Parrain de l’exposition « De Méliès à la 3D : la machine cinéma » qui se tient à la Cinémathèque française jusqu’au 29 janvier 2017, Roman Polanski avait, il y a quelques mois, participé à un long entretien animé par Frédéric Bonnaud, directeur général de la Cinémathèque, et Laurent Mannoni, commissaire de l’exposition. En voici le compte rendu.*
Laurent Mannoni : Si on vous a demandé d’être le parrain de l’exposition, c’est parce que vous êtes l’un de ces cinéastes techniciens capable d’incarner le métier de chef opérateur, de cadreur, voire de décorateur. D’où vous vient cet amour pour la technique, pour ce bricolage ?
Roman Polanski : Je ne sais pas d’où cela vient. On est comme cela, dès l’enfance ; on a la passion pour quelque chose. Il y a des gens qui aiment les poupées, d’autres qui aiment les pistolets, il y en a qui aiment le cinéma. Moi, j’étais dans ce groupe là, puis cela s’est développé car j’ai eu l’occasion de découvrir le projecteur, cette boîte avec une lumière et une lentille. J’ai eu la chance, étant gosse, de travailler dans une radio et plus tard au théâtre. Ensuite, j’ai fait l’école des Beaux-Arts. Tout cela s’est combiné dans une connaissance qui m’est très utile aujourd’hui pour faire mon métier.

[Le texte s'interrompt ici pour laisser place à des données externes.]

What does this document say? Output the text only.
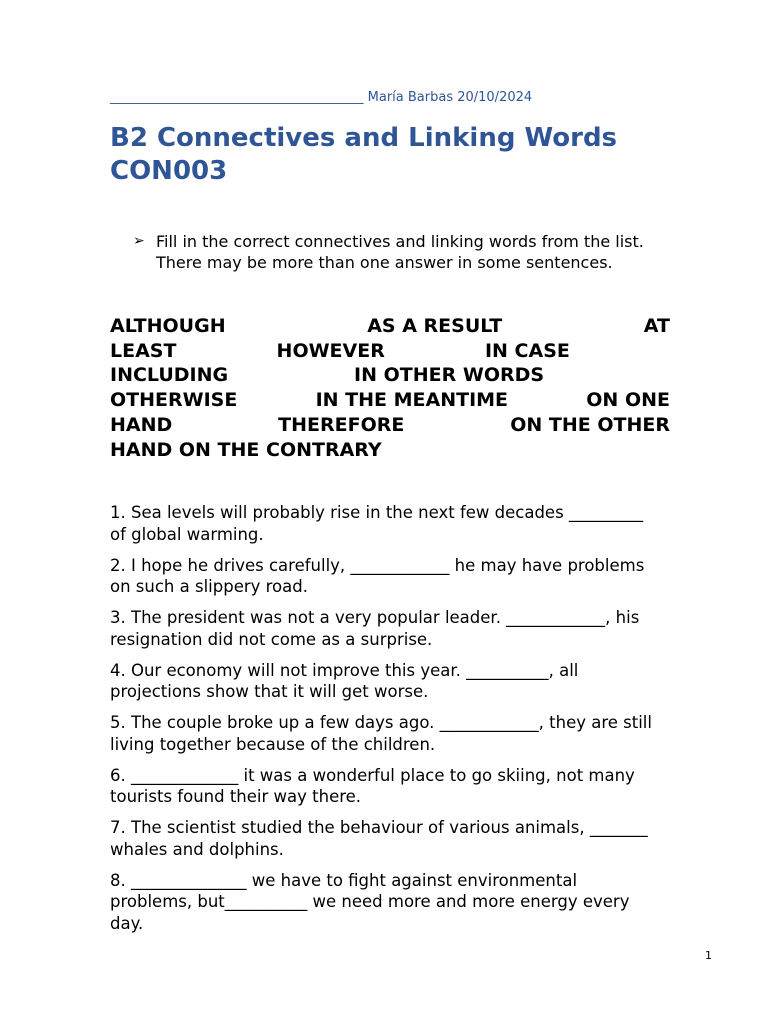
_______________________________________ María Barbas 20/10/2024
B2 Connectives and Linking Words
CON003
➢ Fill in the correct connectives and linking words from the list.
There may be more than one answer in some sentences.
ALTHOUGH	AS A RESULT	AT
LEAST	HOWEVER	IN CASE
INCLUDING	IN OTHER WORDS
OTHERWISE	IN THE MEANTIME	ON ONE
HAND	THEREFORE	ON THE OTHER
HAND ON THE CONTRARY
1. Sea levels will probably rise in the next few decades _________
of global warming.
2. I hope he drives carefully, ____________ he may have problems
on such a slippery road.
3. The president was not a very popular leader. ____________, his
resignation did not come as a surprise.
4. Our economy will not improve this year. __________, all
projections show that it will get worse.
5. The couple broke up a few days ago. ____________, they are still
living together because of the children.
6. _____________ it was a wonderful place to go skiing, not many
tourists found their way there.
7. The scientist studied the behaviour of various animals, _______
whales and dolphins.
8. ______________ we have to fight against environmental
problems, but__________ we need more and more energy every
day.
1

Laurent Mannoni : « Si Roman n’était pas un cinéaste, je pense qu’il serait un scientifique » dit votre ami scénariste Gérard Brach. Kenneth Tynan, le scénariste de Macbeth, ajoute « si le téléphone de sa voiture tombe en panne, il me donne une explication complète de deux minutes sur l’utilisation de l’électronique ». J’imagine que toute cette science technique que vous avez vient de l’école de Lodz ?
RP : Oui, j’ai appris beaucoup dans cette école, bien qu’il y ait des étudiants qui ont fini cette école sans rien comprendre. Quand on est passionné par quelque chose, automatiquement on cherche, on s’intéresse et notre savoir augmente. Si on est curieux, on demande, on pose des questions, on cherche.
LM : Quand on étudie votre filmographie, on a l’impression que vous avez envie de vous saisir des nouvelles techniques qui apparaissent. Vous commencez avec des Arri 2 35 mm, puis des optiques Panavision, avec « Le bal des vampires » et quand le Dolby est apparu vous êtes le premier en France à l’utiliser pour « Tess »…
RP : Il n’y a rien d’étonnant dans cette démarche. Quelqu’un qui s’intéresse au football pourra vous dire combien de buts ont été marqués en telle année et la composition de la future équipe. Quand on s’intéresse, cela devient notre plaisir. Pour ce qui est du son, il était assez médiocre jusqu’à l’arrivée du Dolby. Je courais toujours dans la cabine pour augmenter un peu le niveau, car ce n’était jamais assez fort. Aussi, j’ai voulu utiliser le Dolby pour « Tess » car je trouvais cela formidable à cette époque, d’avoir un film avec un son sur plusieurs pistes. Nous avons tout fait au studio de Boulogne-Billancourt où l’installation ne pouvait pas servir ce genre de technologie. J’ai fait venir des techniciens de Londres, mais ce fut l’enfer !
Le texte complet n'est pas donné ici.